Dissection of a sheep's kidney and function and simulation of urine analysis.

International College

12/05/2007

1. Dissection of a sheep's kidney

Material

• One sheep's Kidney per student
• Scalpel
• Dissecting Tray
• Disposable Gloves

Procedure:

• Cut the kidney longitudinally along a plane passing in the hilum (region where the ducts leave the kidney) and the convex side. Observe in each part obtained: Cortical region, medulla region, pelvis, renal artery, renal vein and ureter.
• Draw and label all the parts observed

Data Collection:

2. Simulation of urine analysis

Material required

12 test tubes Urine sample without glucose
Glass-marking pencil Urine sample with phosphate
Test tube rack Urine sample without phosphate

Test tube holder Urine sample with albumin

10-ml graduated cylinder Urine sample without albumin
Hot plate Urine sample with chloride
Bunsen burner Urine sample without chloride
400-ml beaker Benedict's solution
Matches Silver nitrate solution
Urine sample with glucose 10% acetic acid solution

Procedure

• Part A: Test for glucose

1. Place two test tubes in a rack, label one G and keep the other unlabeled
2. Prepare a hot water bath using a 400-ml beaker
3. Add 3ml of a benedict reagent to both test tubes
4. Add 3ml of urine sample with glucose to the test tube labeled G, and 3 ml of urine sample without glucose to the unlabeled test tube
5. Record the appearance of the substances in both tubes, then place them in the hot water bath for 2 minutes.
6. After 2 min, remove the test tubes from the hot water bath, place them in the rack and record any change in appearance in both.

• Part B: Test for Chloride

1. Place two test tubes in a rack, label one with a C and keep the other unlabeled
2. Add 5 ml of the urine sample with chloride to the test tube labeled C and 5 ml to the urine sample without chloride to the unlabeled test tube.
3. Record the appearance of the substances in both tubes.
4. Carefully add 3 drops of silver nitrate solution to each test tube
5. Record the appearance of the substances after the addition of silver nitrate solution.

• Part C: Test for Albumin

1. Place two test tubes in a rack, label one A and keep the other unlabeled
2. Half fill the test tube labeled A with the urine sample with albumin and the unlabeled one with the urine sample without albumin
3. Record the appearance of each substance in the tube
4. Using a test tube holder pass the top surface of each tube over the flame of a Bunsen Burner for 15 - 20 sec then record the appearance of each substance
5. Add 5 drops of acetic acid to each test tube and record your observations

• Part D: Test For Phosphate

1. Place two test tubes in a rack, label one P and keep the other unlabeled
2. Half fill the test tube labeled P, with the urine sample with Phosphate and the unlabeled one with the urine sample without Phosphate
3. Record the appearance of substances in each test tube
4. Using a test tube holder pass the top surface of each test tube over the flame of a Bunsen burner for 15 - 20 seconds.

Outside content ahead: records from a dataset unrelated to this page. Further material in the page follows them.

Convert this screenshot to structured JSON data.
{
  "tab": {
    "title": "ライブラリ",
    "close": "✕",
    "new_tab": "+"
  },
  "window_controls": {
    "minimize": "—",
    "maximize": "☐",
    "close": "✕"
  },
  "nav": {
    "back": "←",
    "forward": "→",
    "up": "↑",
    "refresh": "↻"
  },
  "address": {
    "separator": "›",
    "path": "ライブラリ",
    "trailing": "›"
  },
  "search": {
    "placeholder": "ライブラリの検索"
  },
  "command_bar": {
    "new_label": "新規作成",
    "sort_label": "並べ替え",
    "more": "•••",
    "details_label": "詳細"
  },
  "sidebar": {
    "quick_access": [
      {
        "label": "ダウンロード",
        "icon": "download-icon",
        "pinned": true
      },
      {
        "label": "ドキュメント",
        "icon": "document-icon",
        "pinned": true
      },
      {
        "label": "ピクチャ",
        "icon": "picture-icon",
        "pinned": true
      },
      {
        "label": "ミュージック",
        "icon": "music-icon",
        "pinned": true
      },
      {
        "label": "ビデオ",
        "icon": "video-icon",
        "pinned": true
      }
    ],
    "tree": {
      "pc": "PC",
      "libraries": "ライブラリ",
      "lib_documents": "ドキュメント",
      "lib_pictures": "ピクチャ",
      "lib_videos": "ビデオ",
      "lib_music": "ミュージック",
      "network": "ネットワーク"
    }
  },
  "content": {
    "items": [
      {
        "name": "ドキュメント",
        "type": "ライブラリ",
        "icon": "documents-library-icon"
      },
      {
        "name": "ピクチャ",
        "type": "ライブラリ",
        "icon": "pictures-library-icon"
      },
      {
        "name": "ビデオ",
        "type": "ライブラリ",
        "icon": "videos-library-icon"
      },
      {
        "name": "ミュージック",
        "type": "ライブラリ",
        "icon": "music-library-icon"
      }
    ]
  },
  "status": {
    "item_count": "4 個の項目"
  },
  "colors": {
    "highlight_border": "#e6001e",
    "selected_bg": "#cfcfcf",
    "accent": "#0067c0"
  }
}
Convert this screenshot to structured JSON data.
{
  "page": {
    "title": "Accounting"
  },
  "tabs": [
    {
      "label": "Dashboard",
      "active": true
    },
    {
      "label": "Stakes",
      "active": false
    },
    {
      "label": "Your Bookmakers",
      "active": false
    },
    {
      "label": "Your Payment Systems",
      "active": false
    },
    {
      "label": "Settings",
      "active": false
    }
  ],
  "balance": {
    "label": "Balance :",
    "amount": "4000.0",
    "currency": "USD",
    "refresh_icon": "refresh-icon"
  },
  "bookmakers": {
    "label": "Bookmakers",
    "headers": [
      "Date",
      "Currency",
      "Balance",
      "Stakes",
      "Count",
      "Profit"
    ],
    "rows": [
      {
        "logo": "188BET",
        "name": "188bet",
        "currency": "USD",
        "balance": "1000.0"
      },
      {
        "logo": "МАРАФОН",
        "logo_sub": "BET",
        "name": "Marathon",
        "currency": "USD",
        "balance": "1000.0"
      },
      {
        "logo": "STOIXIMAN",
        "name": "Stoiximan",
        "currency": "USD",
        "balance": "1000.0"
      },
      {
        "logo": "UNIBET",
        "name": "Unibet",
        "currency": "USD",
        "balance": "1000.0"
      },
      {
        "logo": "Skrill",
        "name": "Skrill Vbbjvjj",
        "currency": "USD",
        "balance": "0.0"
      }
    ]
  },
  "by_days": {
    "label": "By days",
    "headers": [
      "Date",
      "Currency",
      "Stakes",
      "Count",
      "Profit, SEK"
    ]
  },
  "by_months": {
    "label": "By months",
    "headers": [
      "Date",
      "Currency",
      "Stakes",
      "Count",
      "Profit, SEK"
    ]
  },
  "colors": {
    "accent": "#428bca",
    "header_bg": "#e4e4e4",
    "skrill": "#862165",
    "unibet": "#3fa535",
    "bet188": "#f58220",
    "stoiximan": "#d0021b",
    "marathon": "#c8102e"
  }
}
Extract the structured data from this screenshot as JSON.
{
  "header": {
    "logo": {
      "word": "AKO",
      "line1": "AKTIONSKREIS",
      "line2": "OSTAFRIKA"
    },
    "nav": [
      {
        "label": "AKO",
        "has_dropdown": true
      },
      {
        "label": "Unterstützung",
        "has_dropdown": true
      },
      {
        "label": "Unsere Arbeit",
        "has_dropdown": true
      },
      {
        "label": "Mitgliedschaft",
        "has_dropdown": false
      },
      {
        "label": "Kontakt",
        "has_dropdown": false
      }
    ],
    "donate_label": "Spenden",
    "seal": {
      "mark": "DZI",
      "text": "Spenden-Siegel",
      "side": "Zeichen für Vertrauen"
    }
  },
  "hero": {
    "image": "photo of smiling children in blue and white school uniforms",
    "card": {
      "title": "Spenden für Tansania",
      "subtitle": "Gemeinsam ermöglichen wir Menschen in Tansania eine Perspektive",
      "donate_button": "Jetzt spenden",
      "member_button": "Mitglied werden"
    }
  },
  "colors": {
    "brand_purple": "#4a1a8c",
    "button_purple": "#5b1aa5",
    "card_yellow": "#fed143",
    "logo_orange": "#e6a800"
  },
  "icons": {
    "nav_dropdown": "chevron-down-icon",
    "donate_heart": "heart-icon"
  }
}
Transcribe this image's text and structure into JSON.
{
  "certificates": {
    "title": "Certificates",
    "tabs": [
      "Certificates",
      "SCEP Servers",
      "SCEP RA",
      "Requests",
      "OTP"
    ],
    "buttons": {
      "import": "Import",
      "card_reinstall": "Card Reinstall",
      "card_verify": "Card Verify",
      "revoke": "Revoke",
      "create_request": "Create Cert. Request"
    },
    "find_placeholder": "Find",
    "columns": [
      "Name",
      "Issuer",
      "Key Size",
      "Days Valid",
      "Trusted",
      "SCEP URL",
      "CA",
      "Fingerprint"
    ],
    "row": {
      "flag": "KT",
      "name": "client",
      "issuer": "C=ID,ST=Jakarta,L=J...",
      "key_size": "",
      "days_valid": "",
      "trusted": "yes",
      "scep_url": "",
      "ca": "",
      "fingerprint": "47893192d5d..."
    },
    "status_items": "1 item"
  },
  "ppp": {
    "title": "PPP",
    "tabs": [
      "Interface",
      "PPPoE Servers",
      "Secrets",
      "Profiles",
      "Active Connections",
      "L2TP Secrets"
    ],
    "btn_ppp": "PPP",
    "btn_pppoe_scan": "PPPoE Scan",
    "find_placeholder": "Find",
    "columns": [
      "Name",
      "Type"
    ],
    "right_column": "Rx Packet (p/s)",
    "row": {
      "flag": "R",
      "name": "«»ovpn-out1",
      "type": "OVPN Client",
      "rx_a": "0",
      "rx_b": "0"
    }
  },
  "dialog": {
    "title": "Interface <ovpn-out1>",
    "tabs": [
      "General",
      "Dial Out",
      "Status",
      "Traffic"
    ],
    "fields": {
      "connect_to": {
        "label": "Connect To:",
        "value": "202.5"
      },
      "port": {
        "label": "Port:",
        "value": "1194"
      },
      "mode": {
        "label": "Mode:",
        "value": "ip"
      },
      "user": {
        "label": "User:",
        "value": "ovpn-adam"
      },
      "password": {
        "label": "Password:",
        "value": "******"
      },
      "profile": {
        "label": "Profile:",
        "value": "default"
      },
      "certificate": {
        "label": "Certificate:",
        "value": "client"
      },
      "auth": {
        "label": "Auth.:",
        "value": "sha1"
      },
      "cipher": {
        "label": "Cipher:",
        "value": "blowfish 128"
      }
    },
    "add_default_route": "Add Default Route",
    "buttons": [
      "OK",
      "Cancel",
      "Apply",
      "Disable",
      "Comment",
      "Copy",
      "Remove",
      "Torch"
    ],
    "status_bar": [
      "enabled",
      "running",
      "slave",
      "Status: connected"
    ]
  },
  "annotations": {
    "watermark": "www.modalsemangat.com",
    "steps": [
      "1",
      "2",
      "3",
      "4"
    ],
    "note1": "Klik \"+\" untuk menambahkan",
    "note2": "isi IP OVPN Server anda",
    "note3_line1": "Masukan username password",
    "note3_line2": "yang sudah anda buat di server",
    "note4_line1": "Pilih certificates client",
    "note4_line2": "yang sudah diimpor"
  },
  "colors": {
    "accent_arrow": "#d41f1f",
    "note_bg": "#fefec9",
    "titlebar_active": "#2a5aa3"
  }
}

Record the appearance of the substances in the two tubes after heating
5. Add 5 drops of acetic acid to each test tube. Record your observations

• Part E: Testing an unknown urine sample

1. Obtain a sample of artificial urine marked unknown. Record the identification number of the sample
2. Using four clean test tubes perform the glucose, chloride, albumin, and phosphate tests on your unknown sample. Follow the above procedures.
3. Record your results, and identify your sample

Data Collection

Part A: Test for glucose

Table 1: Notable changes in test tubes before and after administering test revealing presence of glucose

Tubes

Initial Observation (before heating with Benedicts solution)

Final Observation after 2 minutes (after heating in water bath)

Tube labeled G

(Urine sample + Glucose)

Transparent blue color + light yellow/green transparent color at the top

Dark red-brick murky color

Unlabelled tube

(Urine sample without Glucose)

Transparent blue color + light yellow/green transparent color at the top

No change

Part B: Test for chloride

Table 2: Notable changes in test tubes before and after administering test revealing presence of chloride ions

Tubes

Initial Observation

Final Observation (after adding 3 drops of silver nitrate)

Tube labeled C

(Urine sample + Chloride )

Faint Yellow Color

Dark opaque yellow + more condensed than initial + forming a precipitate.

Unlabelled tube

(Urine sample without Chloride)

Faint Yellow Color

No Change: Still faint yellow

Part C: Test for albumin

Table 3: Notable changes in test tubes before and after administering test revealing presence of albumin

Tubes

Initial Observation of solutions

Observation after heating with Bunsen burner for 15-20sec

Observation after adding 5 drops of acetic acid solution

Tube labeled A

(Urine sample + Albumin )

Clear Yellow color + White precipitate

-Yellow transparent color + formation of gas bubbles and cloudy white particles. -Formation of a white albumin precipitate.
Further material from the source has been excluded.